C’est encore un secret d’Etat: Vladimir Poutine, l’homme fort du Kremlin, se déplacera-t-il ce jeudi à Genève pour signer l’acte d’adhésion de la Russie à l’Organisation mondiale du commerce (OMC)? Les manifestations politiques de ces derniers jours à Moscou et dans d’autres villes, dénonçant la fraude électorale, pourraient l’en empêcher.

Avec ou sans la présence du premier ministre, l’intégration de l’économie russe dans le système multilatéral, après dix-huit ans de marchandages, de coups de gueule et de crises de nerfs, sera un événement historique. D’abord pour l’OMC qui souffre d’un déficit de crédibilité lié à la paralysie des négociations du Cycle de Doha. L’adhésion de la dernière grande puissance économique mondiale montre qu’elle demeure l’indispensable forum où s’élaborent les règles du commerce international.

Il s’agit ensuite d’une bonne nouvelle pour la Russie elle-même. Ses exportateurs pourront accéder aux marchés mondiaux aux mêmes conditions que les 153 membres de l’organisation. En retour, la Russie devra s’ouvrir davantage aux importations. Ce n’est pas rien: il s’agit d’un marché de 141 millions de consommateurs dont l’Europe est le premier partenaire commercial. Les exportations suisses vers la Russie ont presque triplé en dix ans pour atteindre 2 milliards de francs en 2010. Désormais, le commerce avec la Russie sera plus transparent et plus prévisible.

Mais cela reste un défi que d’intégrer une économie dominée par des entreprises d’Etat dans le système de libre-échange.
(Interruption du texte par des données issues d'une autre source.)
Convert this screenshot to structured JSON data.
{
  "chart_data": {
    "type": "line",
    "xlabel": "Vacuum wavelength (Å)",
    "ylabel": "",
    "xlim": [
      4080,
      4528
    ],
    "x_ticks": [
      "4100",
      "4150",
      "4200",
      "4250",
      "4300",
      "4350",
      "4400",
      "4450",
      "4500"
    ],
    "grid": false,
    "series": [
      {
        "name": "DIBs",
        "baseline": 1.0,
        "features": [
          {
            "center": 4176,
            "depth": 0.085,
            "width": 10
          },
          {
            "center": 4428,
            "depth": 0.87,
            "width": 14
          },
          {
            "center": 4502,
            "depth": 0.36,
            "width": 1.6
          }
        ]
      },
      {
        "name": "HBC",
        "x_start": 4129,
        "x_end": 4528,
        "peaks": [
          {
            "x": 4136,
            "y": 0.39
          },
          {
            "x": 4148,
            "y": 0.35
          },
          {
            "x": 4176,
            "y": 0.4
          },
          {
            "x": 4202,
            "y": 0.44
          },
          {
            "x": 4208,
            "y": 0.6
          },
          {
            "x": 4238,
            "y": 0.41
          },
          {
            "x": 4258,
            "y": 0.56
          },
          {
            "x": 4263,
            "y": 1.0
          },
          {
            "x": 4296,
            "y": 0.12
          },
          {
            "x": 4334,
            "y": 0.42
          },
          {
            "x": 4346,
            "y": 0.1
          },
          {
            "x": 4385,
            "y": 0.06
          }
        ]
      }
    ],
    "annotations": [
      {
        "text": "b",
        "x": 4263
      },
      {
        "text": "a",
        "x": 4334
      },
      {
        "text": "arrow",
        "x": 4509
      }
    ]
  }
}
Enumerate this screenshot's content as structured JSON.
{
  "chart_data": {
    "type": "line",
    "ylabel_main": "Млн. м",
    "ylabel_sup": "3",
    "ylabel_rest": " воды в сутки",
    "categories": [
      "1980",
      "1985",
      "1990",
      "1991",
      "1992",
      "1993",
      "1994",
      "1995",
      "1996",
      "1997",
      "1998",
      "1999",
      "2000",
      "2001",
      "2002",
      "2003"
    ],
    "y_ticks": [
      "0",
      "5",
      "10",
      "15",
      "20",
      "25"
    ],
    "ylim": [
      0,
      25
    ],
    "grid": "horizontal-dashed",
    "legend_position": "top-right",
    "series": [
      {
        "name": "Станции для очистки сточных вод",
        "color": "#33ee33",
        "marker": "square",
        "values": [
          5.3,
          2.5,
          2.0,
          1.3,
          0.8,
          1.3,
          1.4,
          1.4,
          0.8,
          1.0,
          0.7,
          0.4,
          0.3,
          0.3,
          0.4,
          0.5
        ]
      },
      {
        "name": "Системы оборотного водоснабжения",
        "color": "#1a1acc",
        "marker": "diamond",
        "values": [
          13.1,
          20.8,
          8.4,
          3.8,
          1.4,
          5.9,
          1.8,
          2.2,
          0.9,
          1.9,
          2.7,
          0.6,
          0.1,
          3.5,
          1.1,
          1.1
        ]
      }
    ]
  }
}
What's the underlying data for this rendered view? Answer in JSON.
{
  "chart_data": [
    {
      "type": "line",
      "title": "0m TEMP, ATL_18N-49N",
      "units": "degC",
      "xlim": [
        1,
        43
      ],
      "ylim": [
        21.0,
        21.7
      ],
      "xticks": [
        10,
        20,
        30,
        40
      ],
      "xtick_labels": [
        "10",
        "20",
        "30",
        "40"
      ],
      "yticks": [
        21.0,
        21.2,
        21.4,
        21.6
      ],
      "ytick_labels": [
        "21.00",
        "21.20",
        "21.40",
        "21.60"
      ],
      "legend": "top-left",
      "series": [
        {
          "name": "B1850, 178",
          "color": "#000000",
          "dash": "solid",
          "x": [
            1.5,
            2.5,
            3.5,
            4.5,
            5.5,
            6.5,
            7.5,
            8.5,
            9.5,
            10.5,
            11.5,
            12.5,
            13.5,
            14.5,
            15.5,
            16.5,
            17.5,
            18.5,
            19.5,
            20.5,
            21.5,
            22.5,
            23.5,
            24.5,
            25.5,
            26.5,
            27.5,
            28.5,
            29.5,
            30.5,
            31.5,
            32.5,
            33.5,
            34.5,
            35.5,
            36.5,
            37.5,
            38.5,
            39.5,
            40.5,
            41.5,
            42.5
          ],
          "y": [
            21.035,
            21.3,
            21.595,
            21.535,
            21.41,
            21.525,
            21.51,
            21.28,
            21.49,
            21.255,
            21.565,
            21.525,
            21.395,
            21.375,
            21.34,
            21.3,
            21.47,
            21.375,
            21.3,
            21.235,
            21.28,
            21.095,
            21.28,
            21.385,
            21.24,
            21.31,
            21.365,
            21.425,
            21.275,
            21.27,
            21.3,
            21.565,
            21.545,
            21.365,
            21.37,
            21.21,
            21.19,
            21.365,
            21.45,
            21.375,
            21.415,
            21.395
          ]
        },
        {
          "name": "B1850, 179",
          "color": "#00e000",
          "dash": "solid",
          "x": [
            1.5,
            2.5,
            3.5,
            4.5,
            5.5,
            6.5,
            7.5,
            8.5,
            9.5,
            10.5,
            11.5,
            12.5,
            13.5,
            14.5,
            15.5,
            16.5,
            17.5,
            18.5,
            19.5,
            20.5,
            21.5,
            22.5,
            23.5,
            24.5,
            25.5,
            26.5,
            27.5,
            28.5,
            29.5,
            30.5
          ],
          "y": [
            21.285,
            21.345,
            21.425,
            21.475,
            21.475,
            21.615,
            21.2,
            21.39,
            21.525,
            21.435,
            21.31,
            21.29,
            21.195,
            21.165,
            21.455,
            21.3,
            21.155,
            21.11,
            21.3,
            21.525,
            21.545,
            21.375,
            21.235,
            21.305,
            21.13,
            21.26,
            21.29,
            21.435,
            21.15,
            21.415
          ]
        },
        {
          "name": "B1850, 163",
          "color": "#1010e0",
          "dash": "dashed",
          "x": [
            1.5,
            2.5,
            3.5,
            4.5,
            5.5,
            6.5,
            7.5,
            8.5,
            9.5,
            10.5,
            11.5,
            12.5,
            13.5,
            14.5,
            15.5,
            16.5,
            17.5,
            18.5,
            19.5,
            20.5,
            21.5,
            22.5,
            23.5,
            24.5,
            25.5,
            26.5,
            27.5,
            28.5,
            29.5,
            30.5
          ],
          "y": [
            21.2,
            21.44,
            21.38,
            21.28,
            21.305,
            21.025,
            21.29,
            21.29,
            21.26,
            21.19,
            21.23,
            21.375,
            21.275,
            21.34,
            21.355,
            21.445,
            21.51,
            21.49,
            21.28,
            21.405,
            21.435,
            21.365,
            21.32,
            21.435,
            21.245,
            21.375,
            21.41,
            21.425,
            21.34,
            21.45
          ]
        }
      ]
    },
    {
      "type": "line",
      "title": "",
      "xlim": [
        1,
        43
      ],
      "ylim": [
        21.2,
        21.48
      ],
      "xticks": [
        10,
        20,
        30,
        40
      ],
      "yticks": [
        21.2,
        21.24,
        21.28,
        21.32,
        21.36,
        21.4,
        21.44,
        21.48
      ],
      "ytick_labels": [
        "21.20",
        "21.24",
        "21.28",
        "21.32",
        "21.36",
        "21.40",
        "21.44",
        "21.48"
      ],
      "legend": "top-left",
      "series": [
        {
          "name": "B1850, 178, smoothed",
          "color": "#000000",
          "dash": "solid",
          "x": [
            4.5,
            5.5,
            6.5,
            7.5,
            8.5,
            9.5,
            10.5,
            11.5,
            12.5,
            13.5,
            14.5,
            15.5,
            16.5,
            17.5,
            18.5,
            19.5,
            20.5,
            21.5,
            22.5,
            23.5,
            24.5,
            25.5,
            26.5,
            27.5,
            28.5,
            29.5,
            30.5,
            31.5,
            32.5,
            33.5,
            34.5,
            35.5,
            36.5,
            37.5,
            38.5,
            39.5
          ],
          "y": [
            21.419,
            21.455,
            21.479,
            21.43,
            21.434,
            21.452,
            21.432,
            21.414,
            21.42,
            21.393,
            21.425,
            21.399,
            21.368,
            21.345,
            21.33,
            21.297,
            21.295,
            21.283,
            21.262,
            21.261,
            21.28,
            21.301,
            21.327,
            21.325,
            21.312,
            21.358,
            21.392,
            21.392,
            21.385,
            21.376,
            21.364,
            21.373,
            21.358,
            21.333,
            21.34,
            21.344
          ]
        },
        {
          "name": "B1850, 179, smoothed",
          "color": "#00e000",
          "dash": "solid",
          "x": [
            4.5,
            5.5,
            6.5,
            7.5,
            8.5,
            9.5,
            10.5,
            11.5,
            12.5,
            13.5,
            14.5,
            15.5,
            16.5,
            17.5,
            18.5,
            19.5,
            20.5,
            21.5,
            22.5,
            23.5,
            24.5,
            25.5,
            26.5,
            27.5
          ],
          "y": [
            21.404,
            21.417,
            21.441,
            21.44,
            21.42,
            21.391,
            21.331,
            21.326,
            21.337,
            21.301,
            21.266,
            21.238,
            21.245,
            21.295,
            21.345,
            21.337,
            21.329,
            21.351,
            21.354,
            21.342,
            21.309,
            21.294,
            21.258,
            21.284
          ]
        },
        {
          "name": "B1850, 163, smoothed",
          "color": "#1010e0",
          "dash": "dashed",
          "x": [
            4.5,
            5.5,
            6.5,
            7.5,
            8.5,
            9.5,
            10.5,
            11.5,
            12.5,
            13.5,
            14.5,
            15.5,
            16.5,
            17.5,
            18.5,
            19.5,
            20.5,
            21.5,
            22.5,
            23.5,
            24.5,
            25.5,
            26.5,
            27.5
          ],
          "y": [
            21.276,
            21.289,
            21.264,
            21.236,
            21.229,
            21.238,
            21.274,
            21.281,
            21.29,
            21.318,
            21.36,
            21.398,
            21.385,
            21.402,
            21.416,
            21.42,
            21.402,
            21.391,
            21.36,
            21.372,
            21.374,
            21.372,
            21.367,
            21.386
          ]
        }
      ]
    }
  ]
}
En adhérant à l’OMC, les dirigeants russes savent que l’heure des réformes a sonné. Les chantiers sont multiples. De généreuses subventions publiques arrosent de nombreux secteurs allant de l’agriculture aux télécommunications. L’industrie automobile est toujours protégée de la concurrence. Tout comme les banques et les assurances qui se partagent le marché national. L’ouverture de l’économie russe se fera dans la douleur. La tentation de retarder les réformes, surtout en cette période de contestation politique et sociale, sera grande.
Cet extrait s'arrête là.